Porto Business School (PBS) MHM is a business school affiliated with the University of Porto. Its campus is located in Senhora da Hora, in the municipality of Matosinhos, within the Porto Metropolitan Area.

The institution offers postgraduate education and executive education programs in management-related fields. Its academic portfolio includes MBA programs, postgraduate degrees, executive education, and customized programs, delivered in cooperation with academic staff and external partners.

Porto Business School holds international accreditations from AMBA, AACSB, EFMD, and BGA.

In 2025, its Global Online MBA program was ranked eighth worldwide in the Financial Times Online MBA Ranking, and was the only program based in Portugal included in that edition of the ranking.

On 25 November 2018, Porto Business School was awarded the rank of Honorary Member of the Order of Merit.

== History ==
Porto Business School traces its origins to 1988, with the establishment of the ISEE – Instituto Superior de Estudos Empresariais, created by the University of Porto in cooperation with Portuguese and multinational companies, in response to the demand for advanced education in management and leadership.

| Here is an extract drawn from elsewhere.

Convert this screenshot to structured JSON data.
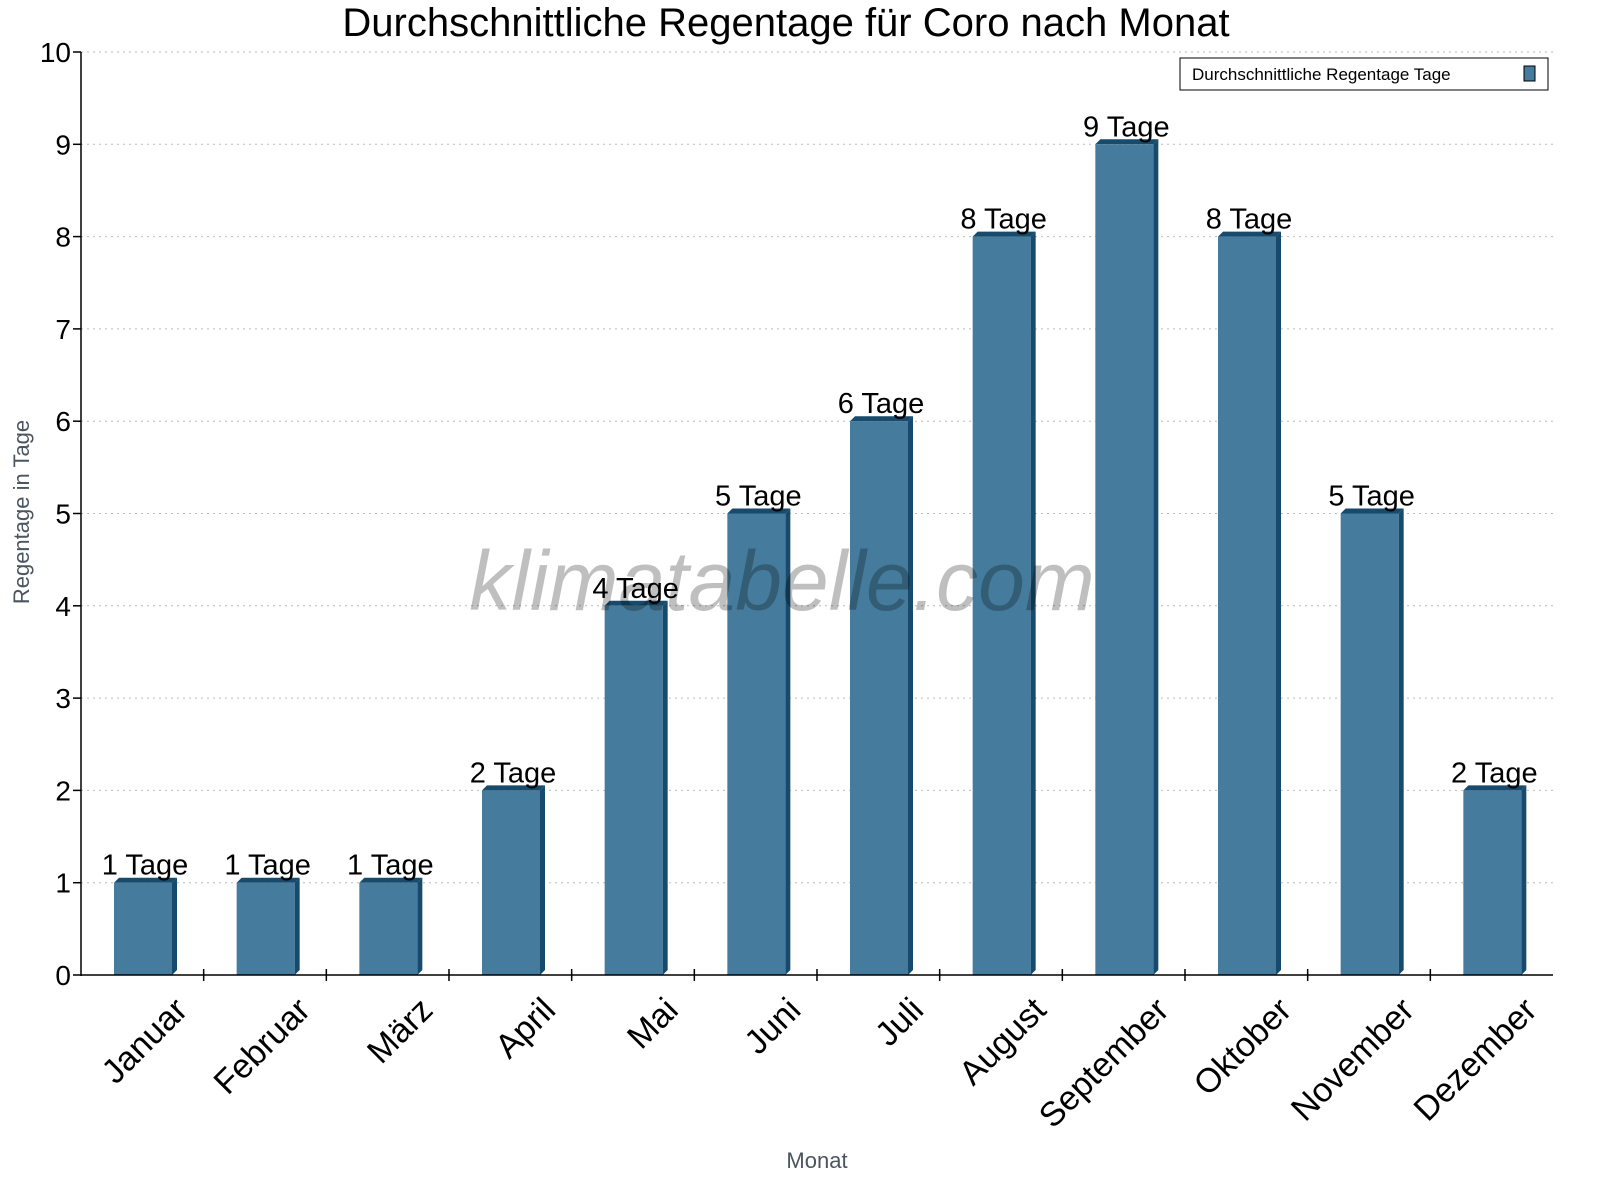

In 2000, ISEE was replaced by the EGP – Escola de Gestão do Porto. In 2008, the designation EGP-UPBS was adopted, reflecting closer institutional integration with the University of Porto. Since 2010, the institution has operated under its current name, Porto Business School.

== Governance ==
The governance structure of Porto Business School includes representatives from the University of Porto and partner organizations. The current director of the institution is Professor José Esteves.